Nor is there any reason why the State should not assist the individuals in providing for those common hazards of life against which, because of their uncertainty, few individuals can make adequate provision. Where, as in the case of sickness and accident, neither the desire to avoid such calamities nor the efforts to overcome their consequences are as a rule weakened by the provision of assistance, where in short, we deal with genuinely insurable risks, the case for the State helping to organise a comprehensive system of social insurance is very strong.” (p90)


He goes on to talk about the risks arising from the economic cycle, and the role that could be played in dealing with such risks via Monetary policy, which he says would not contradict Liberal values. In fact, in the US that was already the case in 1940 when Hayek wrote his book. The Federal Reserve had been established in 1913, and its clear purpose was to provide price and economic stability by the use of Monetary Policy.

The driving force of Capitalism is the accumulation of Capital, via the production of profit, primarily from Relative Surplus Value. It has found that the most effective conditions for achieving that are those described above. That is a kind of Social-Democratic Welfare State, which acts to provide the optimum level of economic and social stability in which long-term investment, and planning can take place. Bourgeois democracy, is itself fundamental to such an arrangement, because it is only through it that the frustrations and concerns of the majority of society, and in particular, of workers can be safely channelled, thereby avoiding the kinds of uncertainty in which investment cannot effectively take place, or where if it does, much larger returns are required to cover its risk premium. It is not surprising then, that the US never showed any great interest in that old decaying form of imperialism, of Colonialism, because by the beginning of the twentieth century, it was that new dynamic, Big industrial Capital that most clearly dominated the US, and before long it had found the form of organisation in the multi-national corporation of best exporting Capital around the globe. In fact, far from wanting to adopt that Colonial model the US set itself early on as its opponent, seeing in it the remnants of all those old, bureaucratic and monopolistic practices that typified feudalism, and against which the bourgeois revolution had been waged. If US Capital was to spread itself around the globe that had to go.
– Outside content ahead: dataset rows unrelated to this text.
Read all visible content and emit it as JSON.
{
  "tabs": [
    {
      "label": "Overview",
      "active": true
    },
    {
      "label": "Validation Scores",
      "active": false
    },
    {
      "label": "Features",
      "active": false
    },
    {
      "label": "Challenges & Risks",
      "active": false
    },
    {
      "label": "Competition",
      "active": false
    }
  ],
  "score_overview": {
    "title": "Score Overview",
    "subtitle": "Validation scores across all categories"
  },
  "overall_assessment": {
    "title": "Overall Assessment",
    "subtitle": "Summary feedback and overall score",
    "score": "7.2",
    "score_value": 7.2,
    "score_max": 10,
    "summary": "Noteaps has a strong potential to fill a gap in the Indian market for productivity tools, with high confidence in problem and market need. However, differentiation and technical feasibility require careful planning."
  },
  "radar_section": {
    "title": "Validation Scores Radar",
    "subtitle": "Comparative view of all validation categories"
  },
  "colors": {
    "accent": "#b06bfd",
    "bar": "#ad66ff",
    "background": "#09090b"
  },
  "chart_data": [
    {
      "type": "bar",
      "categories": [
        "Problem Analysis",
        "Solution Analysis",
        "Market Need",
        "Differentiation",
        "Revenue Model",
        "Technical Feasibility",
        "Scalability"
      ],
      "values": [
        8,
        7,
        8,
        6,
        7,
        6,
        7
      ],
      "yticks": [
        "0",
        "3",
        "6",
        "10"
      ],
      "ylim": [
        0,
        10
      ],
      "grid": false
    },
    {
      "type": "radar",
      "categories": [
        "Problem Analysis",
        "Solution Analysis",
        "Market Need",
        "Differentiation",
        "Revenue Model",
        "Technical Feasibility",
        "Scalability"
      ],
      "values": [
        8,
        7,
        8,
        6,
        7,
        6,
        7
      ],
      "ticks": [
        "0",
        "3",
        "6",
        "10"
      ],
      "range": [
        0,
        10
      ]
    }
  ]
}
Its reported that towards the end of WWII, Roosevelt had even proposed to Stalin an Alliance for that reason against Churchill, who he despised as a “drunken imperialist”. In the end, that was not necessary, because Europe had been so shattered by the War, and was so dependent on the US, that there was no way they could hold on to their Colonies, and had to accept the terms dictated to them by the US, including the dismantling of their old Empires.